Wednesday, January 2, 2013

sydney harbor bridge climb

today i did the sydney harbor bridge climb.  i had it all figured out how to sneak my camera under my jumpsuit but in the end we had to go through 2 metal detectors and i got a smack down.

sure, no cameras are allowed for safety reasons but there are so many great pictures to be taken from that view, 134 meters above water.  and i failed.

the climb itself wasn't very challenging, there are 2 sets of steps on the way up then mostly just walking plank walkways or gradual stairs.  at one point you pop up between lanes of traffic and that was pretty neat, on the way down i was between 2 trains on the other side.

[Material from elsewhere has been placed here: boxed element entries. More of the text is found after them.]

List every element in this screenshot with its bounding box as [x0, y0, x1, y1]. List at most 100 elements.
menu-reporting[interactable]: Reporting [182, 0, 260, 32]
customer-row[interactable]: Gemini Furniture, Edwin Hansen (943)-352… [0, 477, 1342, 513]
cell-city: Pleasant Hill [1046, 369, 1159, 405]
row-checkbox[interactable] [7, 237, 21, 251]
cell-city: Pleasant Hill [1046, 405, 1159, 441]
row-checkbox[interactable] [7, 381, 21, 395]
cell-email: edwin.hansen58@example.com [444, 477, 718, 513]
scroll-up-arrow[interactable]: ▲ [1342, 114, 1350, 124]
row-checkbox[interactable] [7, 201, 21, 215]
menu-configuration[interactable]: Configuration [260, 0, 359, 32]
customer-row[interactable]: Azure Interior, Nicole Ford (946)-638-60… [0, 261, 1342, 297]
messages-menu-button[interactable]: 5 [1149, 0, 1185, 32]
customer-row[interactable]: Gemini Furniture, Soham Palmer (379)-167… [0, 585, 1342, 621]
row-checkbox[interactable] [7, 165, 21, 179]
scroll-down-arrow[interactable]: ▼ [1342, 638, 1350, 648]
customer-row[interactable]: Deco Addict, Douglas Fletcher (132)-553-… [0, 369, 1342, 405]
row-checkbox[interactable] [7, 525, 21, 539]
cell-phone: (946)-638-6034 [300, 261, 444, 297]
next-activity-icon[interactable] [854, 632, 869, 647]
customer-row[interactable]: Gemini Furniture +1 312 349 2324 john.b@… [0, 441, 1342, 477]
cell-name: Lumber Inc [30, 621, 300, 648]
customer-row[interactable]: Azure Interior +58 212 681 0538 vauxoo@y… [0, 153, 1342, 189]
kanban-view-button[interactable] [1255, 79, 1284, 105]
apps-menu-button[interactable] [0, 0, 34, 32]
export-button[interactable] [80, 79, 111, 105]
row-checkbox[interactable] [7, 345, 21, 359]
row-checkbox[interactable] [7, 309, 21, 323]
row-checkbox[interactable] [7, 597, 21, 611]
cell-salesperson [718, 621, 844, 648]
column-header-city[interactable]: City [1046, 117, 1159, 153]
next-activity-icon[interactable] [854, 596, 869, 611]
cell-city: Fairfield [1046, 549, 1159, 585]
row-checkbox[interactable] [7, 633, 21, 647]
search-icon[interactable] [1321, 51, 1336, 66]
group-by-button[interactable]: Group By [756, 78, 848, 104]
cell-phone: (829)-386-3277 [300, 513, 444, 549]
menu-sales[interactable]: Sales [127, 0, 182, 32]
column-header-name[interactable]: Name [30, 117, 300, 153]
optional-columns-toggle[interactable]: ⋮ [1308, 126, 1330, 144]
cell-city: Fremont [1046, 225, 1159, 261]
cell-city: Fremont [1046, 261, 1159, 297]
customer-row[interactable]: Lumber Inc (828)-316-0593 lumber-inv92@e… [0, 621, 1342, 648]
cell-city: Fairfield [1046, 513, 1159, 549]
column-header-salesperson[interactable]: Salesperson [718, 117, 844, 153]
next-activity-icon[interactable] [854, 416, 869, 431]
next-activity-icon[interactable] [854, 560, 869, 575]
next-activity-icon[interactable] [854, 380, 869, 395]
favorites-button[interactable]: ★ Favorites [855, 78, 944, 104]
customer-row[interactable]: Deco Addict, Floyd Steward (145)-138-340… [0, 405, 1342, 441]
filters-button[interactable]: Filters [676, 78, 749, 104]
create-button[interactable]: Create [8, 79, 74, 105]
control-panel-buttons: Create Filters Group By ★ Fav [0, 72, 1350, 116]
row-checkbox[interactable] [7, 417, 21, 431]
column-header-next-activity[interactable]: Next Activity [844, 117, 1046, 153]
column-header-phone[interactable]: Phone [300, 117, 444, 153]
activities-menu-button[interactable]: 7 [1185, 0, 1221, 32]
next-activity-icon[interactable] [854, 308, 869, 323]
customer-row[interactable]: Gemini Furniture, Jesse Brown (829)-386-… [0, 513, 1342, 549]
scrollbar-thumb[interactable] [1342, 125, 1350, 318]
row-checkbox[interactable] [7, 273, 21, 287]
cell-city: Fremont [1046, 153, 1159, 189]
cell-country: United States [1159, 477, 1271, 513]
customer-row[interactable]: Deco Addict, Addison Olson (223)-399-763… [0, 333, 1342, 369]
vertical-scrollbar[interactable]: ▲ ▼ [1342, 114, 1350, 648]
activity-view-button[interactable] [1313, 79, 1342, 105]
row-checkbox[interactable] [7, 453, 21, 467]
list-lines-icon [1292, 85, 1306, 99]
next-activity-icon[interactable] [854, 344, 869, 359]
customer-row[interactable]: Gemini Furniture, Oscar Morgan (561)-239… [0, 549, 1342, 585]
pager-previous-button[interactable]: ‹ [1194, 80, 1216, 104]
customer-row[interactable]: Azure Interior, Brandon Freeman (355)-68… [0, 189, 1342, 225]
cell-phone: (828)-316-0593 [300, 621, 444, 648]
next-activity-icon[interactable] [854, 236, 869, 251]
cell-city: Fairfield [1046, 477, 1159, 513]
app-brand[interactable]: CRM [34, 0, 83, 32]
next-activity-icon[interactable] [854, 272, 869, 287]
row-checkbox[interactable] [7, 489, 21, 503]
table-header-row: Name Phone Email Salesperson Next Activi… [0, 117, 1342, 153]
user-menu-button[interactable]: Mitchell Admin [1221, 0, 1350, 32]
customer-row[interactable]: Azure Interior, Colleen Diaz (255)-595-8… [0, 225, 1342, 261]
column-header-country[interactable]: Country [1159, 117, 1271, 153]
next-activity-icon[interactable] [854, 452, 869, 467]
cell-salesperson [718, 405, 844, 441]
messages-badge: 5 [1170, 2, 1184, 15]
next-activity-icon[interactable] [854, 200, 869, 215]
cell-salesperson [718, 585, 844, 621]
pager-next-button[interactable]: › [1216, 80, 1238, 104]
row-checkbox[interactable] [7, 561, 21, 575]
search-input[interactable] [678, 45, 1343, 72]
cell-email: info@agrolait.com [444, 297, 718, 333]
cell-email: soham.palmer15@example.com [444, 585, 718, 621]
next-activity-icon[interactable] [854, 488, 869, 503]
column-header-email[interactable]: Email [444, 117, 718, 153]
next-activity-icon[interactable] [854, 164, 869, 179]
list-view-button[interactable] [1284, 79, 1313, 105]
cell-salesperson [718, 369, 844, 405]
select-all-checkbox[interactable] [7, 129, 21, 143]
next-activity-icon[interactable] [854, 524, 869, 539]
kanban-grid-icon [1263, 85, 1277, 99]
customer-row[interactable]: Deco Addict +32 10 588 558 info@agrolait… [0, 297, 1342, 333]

the entire time you have a safety leash attached to a steel cord that runs the entire length of the trip. you hook on at the very beginning and there's no way to unattach (i tried that too).  the safety cord has anchors into the bridge steel every few feet and the leash has a big ball with teeth where it attaches so its able to go past each anchor without disengaging.  i've never seen anything like that and it was sorta fascinating how it worked.

the climb starts slightly above ground level and you walk the first planks right above the cars on the highway.  a set of stairs takes you to the upper level planks and you're at the height of the opera house and some of the taller buildings.  the second set of stairs takes you to the very top arch of the bridge and then you walk along the top, level with almost all of the highest buildings in the city.  except for the wind blowing a gazillion miles an hour it always felt safe.

our guide stopped us every few feet to talk about bridge construction, people that died, pointing out landmarks, etc.  at one point we saw a giant yellow rubber duck in the harbor the even she hadn't seen before, it must have been 2 stories tall.

our guide took alot of pictures at the top and i bought a couple, i'll get them posted at some point.  then we crossed the top of the arch and walked back down the other side for the other views.

the bridge climb itself was interesting but what really amazed me was the assembly line efficiency of this company.  there are groups of 14 that start every 5 minutes, all day long.  there are sunrise climbs, sunset climbs and nite climbs.  thousands of people per day.

each group gets called and there is a form to fill out and you blow a breathalyzer test.  the next room gets you a jump suit.  next stop is a belt and leash, then a quick set of demonstration stairs to see what its like and try out your safety leash.  next stop is supplies (hats, croakies, handkerchiefs), jackets for the cold top, then finally radios so you can hear your guide throughout the trip.  everything gets safety clipped to rings on your suit or your belt.

every station has all of the supplies in the exact order you need them, all the equipment is perfectly maintained, and each group files through each section 5 minutes apart and gets fitted.  the reverse is done when you return.  it was a great setup.

it did cost a little more than i would have liked, around $250, but i had to do it.  in total it was 3.5 hours and well over half of that was on the bridge.  there are something like 1400 steps round trip.

i'm leaving for cairns tomorrow, so ready to get out of the city.  time to start diving the reef.